The Matsunosuke Gin is world-famous! The gin is known to be particularly beautiful. The body shape is also unique and perfect, partially responsible for producing many grand champions. Also, the stability of the sumi (black) patterning has been huge for this bloodline. The depth/thickness of the color and the shine both make these koi incredibly high-quality– over time.
When we said earlier that Toshio Sakai had patience, we weren’t exaggerating. These koi really come into their own around the 10th or 12th year of life. Since Japan’s mud ponds are the absolute best place to grow koi (best temperature, best nutrients, etc.), this makes a great recipe for success.
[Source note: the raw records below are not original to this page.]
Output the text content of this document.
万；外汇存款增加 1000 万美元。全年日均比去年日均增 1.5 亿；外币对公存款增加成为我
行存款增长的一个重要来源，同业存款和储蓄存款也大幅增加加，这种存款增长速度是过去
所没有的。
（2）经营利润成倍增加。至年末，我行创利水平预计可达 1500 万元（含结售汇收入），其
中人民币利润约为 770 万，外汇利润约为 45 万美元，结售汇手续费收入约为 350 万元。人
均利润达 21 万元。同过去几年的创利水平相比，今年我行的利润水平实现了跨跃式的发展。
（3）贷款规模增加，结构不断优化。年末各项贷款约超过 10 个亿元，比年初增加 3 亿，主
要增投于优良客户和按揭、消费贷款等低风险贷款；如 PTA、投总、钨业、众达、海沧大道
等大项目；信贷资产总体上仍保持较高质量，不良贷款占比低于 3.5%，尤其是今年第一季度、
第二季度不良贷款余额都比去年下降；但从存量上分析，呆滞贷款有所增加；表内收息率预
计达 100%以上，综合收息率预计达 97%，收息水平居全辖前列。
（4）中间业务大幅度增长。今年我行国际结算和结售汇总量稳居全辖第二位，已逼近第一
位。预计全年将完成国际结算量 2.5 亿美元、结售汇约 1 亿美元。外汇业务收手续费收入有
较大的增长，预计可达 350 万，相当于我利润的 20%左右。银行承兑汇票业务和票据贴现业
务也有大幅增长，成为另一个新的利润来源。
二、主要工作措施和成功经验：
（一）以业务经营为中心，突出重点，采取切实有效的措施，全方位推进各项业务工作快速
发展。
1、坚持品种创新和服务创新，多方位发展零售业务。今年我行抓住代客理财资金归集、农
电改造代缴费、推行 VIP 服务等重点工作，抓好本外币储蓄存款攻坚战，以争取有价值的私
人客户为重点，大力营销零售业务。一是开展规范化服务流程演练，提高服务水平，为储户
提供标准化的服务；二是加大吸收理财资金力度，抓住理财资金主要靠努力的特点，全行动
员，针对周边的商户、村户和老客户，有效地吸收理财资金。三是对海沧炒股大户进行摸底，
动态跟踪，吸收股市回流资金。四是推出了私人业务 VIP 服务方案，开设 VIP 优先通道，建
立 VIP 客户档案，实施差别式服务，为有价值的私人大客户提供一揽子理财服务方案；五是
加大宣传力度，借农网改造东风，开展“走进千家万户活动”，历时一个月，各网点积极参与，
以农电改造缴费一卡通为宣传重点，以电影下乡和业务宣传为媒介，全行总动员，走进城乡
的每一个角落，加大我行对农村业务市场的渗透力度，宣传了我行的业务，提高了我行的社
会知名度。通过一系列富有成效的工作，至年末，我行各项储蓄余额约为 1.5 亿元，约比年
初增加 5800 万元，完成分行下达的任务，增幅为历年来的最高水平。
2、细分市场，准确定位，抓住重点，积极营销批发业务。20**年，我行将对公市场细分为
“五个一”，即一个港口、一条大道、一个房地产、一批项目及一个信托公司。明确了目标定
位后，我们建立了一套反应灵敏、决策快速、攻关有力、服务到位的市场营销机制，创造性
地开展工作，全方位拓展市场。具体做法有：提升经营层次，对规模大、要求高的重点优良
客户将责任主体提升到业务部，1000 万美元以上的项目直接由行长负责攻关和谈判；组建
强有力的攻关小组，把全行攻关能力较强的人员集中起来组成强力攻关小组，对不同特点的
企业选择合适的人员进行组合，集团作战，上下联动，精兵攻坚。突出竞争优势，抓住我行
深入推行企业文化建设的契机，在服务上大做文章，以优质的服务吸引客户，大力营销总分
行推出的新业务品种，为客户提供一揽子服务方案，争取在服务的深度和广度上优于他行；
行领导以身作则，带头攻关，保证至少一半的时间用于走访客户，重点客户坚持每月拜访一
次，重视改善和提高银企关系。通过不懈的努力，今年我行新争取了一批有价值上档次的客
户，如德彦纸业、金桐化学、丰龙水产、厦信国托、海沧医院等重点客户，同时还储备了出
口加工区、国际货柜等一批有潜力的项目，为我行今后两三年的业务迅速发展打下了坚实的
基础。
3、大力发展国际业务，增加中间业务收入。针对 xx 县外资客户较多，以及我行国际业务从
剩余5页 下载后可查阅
At a younger age, Matsunosuke have fairly faint beni and faint sumi. However, over time, the beni, sumi, and gin rin really shine. Combine that with the propensity for growth (they are known for breaking the 100 CM barrier!), and you’ve got some of the best koi on the planet.
If you’d like to learn more about Matsunosuke and see a harvest with Matsunosuke Sanke koi at Shintaro, please check out this video of the harvest with Yvo de Wall, from Koi Partner!
We are officially partnered with The Koi Partner; you can find SO much great information and videos over at his channel. From koi harvests, to European koi pond tours, and koi shows, there is a wealth of content on his channel. Go give him a follow and level up your koi knowledge!
Matsunosuke: A Special Bloodline
Matsunosuke is a very special bloodline, but it’s more than that. It represents more than just beautiful koi. When you look at a Matsunosuke koi, you’re looking at decades of hard work, patience, and dedication. You’re looking at the result of a commitment to family and tradition. Owning a koi with the Matsunosuke gene is truly an incredibly special thing.